Although years later the Research Corporation bought back all of its stock, members of its original board initially paid for founder’s stock which filled the nascent Research Corporation’s coffers and gave the corporation its seed money needed for starting operations.
Over the years, many other luminaries of the New Manhattan Project have served on the Research Corporation’s board of directors including: Karl T. Compton (1887-1954), James R. Killian Jr. (1904-1988), Alfred Lee Loomis (1887-1975), and Vannevar Bush (1890-1974). All four of these men have strong implications for the New Manhattan Project with Loomis and Bush possessing only the strongest. Alfred Lee Loomis was a Research Corporation board member from 1930 to 1933, then again from 1948 to 1959. In 1938 the Research Corporation awarded a grant to Vannevar Bush. Vannevar Bush was a Research Corporation board member from 1939 to 1946.
On February 16 of 1912 the Research Corporation was incorporated under the laws of the state of New York, a one-room office was leased at 63 Wall St., and a manager by the name of Linn Bradley was hired. Cottrell returned to his office work for the Bureau of Mines in San Francisco. A prospectus was printed up and, in order to increase revenue, Bradley went about finding new contract opportunities.
Back in the San Francisco Bay Area once again, Cottrell applied the principals of electrical precipitation to weather modification. This is significant because, as noted earlier, the topic of our study, the New Manhattan Project is, largely and in its essence, a global weather modification project. Specifically, Cottrell experimented with the electrical dissipation of low-lying fogs. Here Cottrell was following in the footsteps of Sir Oliver Lodge (1878-1955) who had successfully performed similar experiments in London many years earlier. This type of weather modification activity, utilizing a charged wire to cause the coalescence of fog, is duly noted in the historical weather modification literature.
Cottrell and his wife moved to Washington D.C. in November of 1916, where they then lived for the next 28 years.
The International Precipitation Company and its subsidiary the Western Precipitation Company flourished under Walter Schmidt’s management.
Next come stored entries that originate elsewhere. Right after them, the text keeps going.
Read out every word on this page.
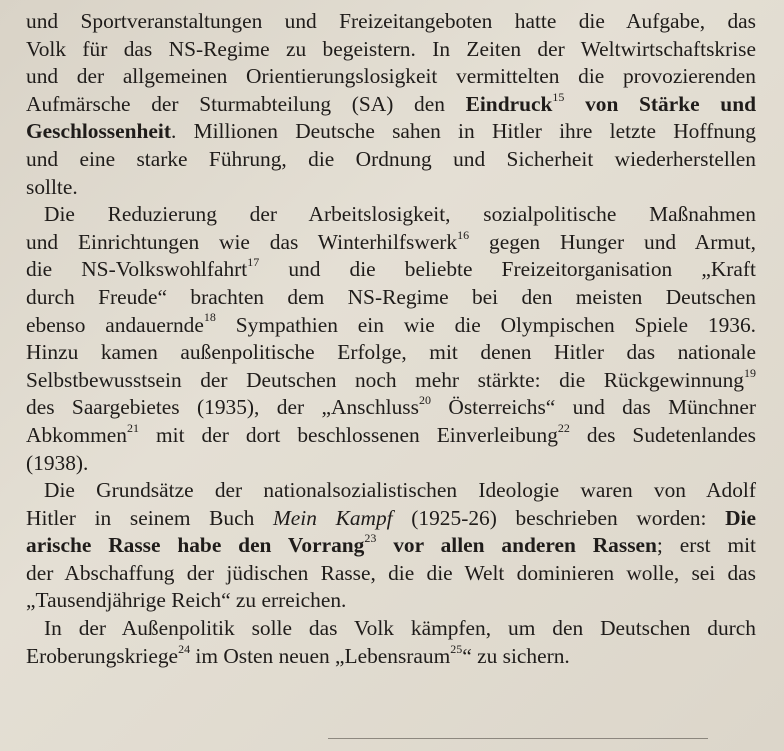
und Sportveranstaltungen und Freizeitangeboten hatte die Aufgabe, das
Volk für das NS-Regime zu begeistern. In Zeiten der Weltwirtschaftskrise
und der allgemeinen Orientierungslosigkeit vermittelten die provozierenden
Aufmärsche der Sturmabteilung (SA) den Eindruck$^{15}$ von Stärke und
Geschlossenheit. Millionen Deutsche sahen in Hitler ihre letzte Hoffnung
und eine starke Führung, die Ordnung und Sicherheit wiederherstellen
sollte.
Die Reduzierung der Arbeitslosigkeit, sozialpolitische Maßnahmen
und Einrichtungen wie das Winterhilfswerk$^{16}$ gegen Hunger und Armut,
die NS-Volkswohlfahrt$^{17}$ und die beliebte Freizeitorganisation „Kraft
durch Freude“ brachten dem NS-Regime bei den meisten Deutschen
ebenso andauernde$^{18}$ Sympathien ein wie die Olympischen Spiele 1936.
Hinzu kamen außenpolitische Erfolge, mit denen Hitler das nationale
Selbstbewusstsein der Deutschen noch mehr stärkte: die Rückgewinnung$^{19}$
des Saargebietes (1935), der „Anschluss$^{20}$ Österreichs“ und das Münchner
Abkommen$^{21}$ mit der dort beschlossenen Einverleibung$^{22}$ des Sudetenlandes
(1938).
Die Grundsätze der nationalsozialistischen Ideologie waren von Adolf
Hitler in seinem Buch Mein Kampf (1925-26) beschrieben worden: Die
arische Rasse habe den Vorrang$^{23}$ vor allen anderen Rassen; erst mit
der Abschaffung der jüdischen Rasse, die die Welt dominieren wolle, sei das
„Tausendjährige Reich“ zu erreichen.
In der Außenpolitik solle das Volk kämpfen, um den Deutschen durch
Eroberungskriege$^{24}$ im Osten neuen „Lebensraum$^{25}$“ zu sichern.
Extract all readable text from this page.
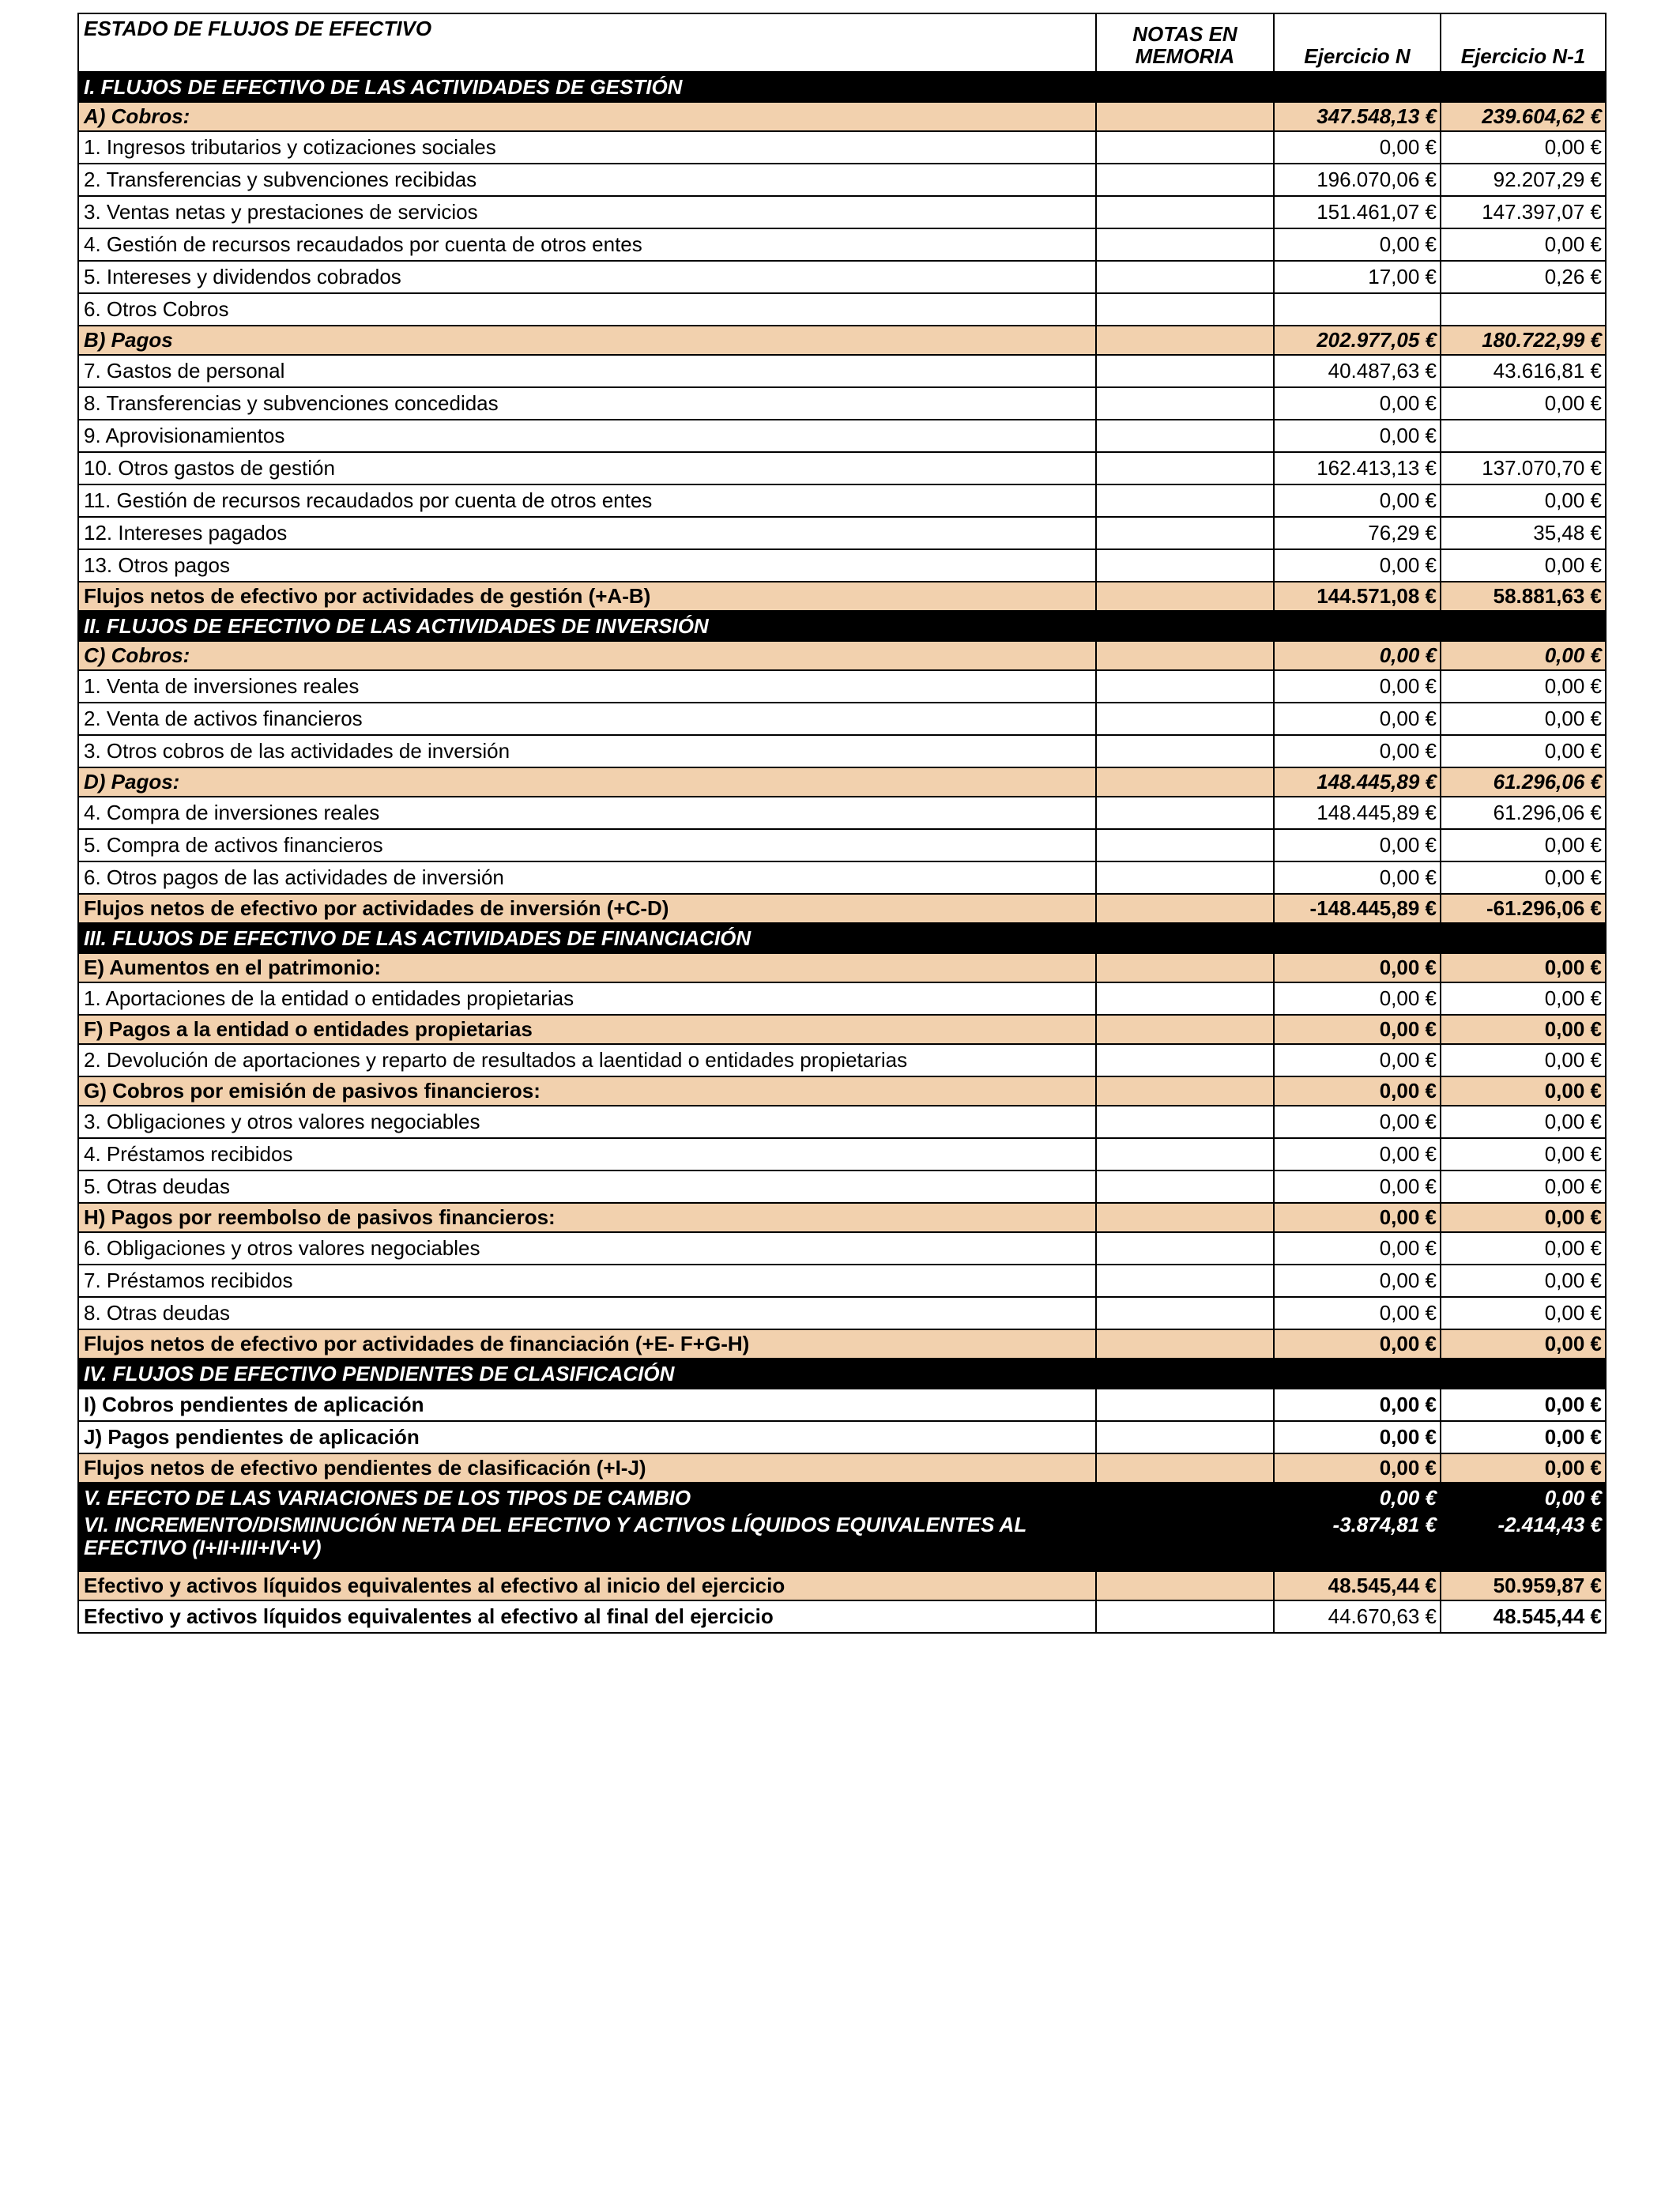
ESTADO DE FLUJOS DE EFECTIVO	NOTAS EN MEMORIA	Ejercicio N	Ejercicio N-1
I. FLUJOS DE EFECTIVO DE LAS ACTIVIDADES DE GESTIÓN			
A) Cobros:		347.548,13 €	239.604,62 €
1. Ingresos tributarios y cotizaciones sociales		0,00 €	0,00 €
2. Transferencias y subvenciones recibidas		196.070,06 €	92.207,29 €
3. Ventas netas y prestaciones de servicios		151.461,07 €	147.397,07 €
4. Gestión de recursos recaudados por cuenta de otros entes		0,00 €	0,00 €
5. Intereses y dividendos cobrados		17,00 €	0,26 €
6. Otros Cobros			
B) Pagos		202.977,05 €	180.722,99 €
7. Gastos de personal		40.487,63 €	43.616,81 €
8. Transferencias y subvenciones concedidas		0,00 €	0,00 €
9. Aprovisionamientos		0,00 €	
10. Otros gastos de gestión		162.413,13 €	137.070,70 €
11. Gestión de recursos recaudados por cuenta de otros entes		0,00 €	0,00 €
12. Intereses pagados		76,29 €	35,48 €
13. Otros pagos		0,00 €	0,00 €
Flujos netos de efectivo por actividades de gestión (+A-B)		144.571,08 €	58.881,63 €
II. FLUJOS DE EFECTIVO DE LAS ACTIVIDADES DE INVERSIÓN			
C) Cobros:		0,00 €	0,00 €
1. Venta de inversiones reales		0,00 €	0,00 €
2. Venta de activos financieros		0,00 €	0,00 €
3. Otros cobros de las actividades de inversión		0,00 €	0,00 €
D) Pagos:		148.445,89 €	61.296,06 €
4. Compra de inversiones reales		148.445,89 €	61.296,06 €
5. Compra de activos financieros		0,00 €	0,00 €
6. Otros pagos de las actividades de inversión		0,00 €	0,00 €
Flujos netos de efectivo por actividades de inversión (+C-D)		-148.445,89 €	-61.296,06 €
III. FLUJOS DE EFECTIVO DE LAS ACTIVIDADES DE FINANCIACIÓN			
E) Aumentos en el patrimonio:		0,00 €	0,00 €
1. Aportaciones de la entidad o entidades propietarias		0,00 €	0,00 €
F) Pagos a la entidad o entidades propietarias		0,00 €	0,00 €
2. Devolución de aportaciones y reparto de resultados a laentidad o entidades propietarias		0,00 €	0,00 €
G) Cobros por emisión de pasivos financieros:		0,00 €	0,00 €
3. Obligaciones y otros valores negociables		0,00 €	0,00 €
4. Préstamos recibidos		0,00 €	0,00 €
5. Otras deudas		0,00 €	0,00 €
H) Pagos por reembolso de pasivos financieros:		0,00 €	0,00 €
6. Obligaciones y otros valores negociables		0,00 €	0,00 €
7. Préstamos recibidos		0,00 €	0,00 €
8. Otras deudas		0,00 €	0,00 €
Flujos netos de efectivo por actividades de financiación (+E- F+G-H)		0,00 €	0,00 €
IV. FLUJOS DE EFECTIVO PENDIENTES DE CLASIFICACIÓN			
I) Cobros pendientes de aplicación		0,00 €	0,00 €
J) Pagos pendientes de aplicación		0,00 €	0,00 €
Flujos netos de efectivo pendientes de clasificación (+I-J)		0,00 €	0,00 €
V. EFECTO DE LAS VARIACIONES DE LOS TIPOS DE CAMBIO		0,00 €	0,00 €
VI. INCREMENTO/DISMINUCIÓN NETA DEL EFECTIVO Y ACTIVOS LÍQUIDOS EQUIVALENTES AL EFECTIVO (I+II+III+IV+V)		-3.874,81 €	-2.414,43 €
Efectivo y activos líquidos equivalentes al efectivo al inicio del ejercicio		48.545,44 €	50.959,87 €
Efectivo y activos líquidos equivalentes al efectivo al final del ejercicio		44.670,63 €	48.545,44 €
Immediately following the end of hostilities in Europe, Schmidt returned to rejuvenate International Precipitation’s business there. In the course of doing so, he joined forces with Sir Oliver Lodge’s Fume Deposit Company to form the British firm Lodge Cottrell Ltd. To this day Lodge Cottrell Ltd produces and services industrial electrostatic precipitators, mostly outside of America.
In the first two years of its existence, the Research Corporation got its revenue almost entirely from the fees associated with their engineering consultancy work pertaining to the design, installation, and maintenance of electrostatic precipitators. In the first few years of its existence, the Research Corporation mostly went about building up cash reserves.
During this time there were large precipitators being built around the country. By January 1915, about three years after its creation, the Research Corporation had $65K in cash and $100K in secured notes, subsequently, the previously issued founders’ stock was bought back in that same year.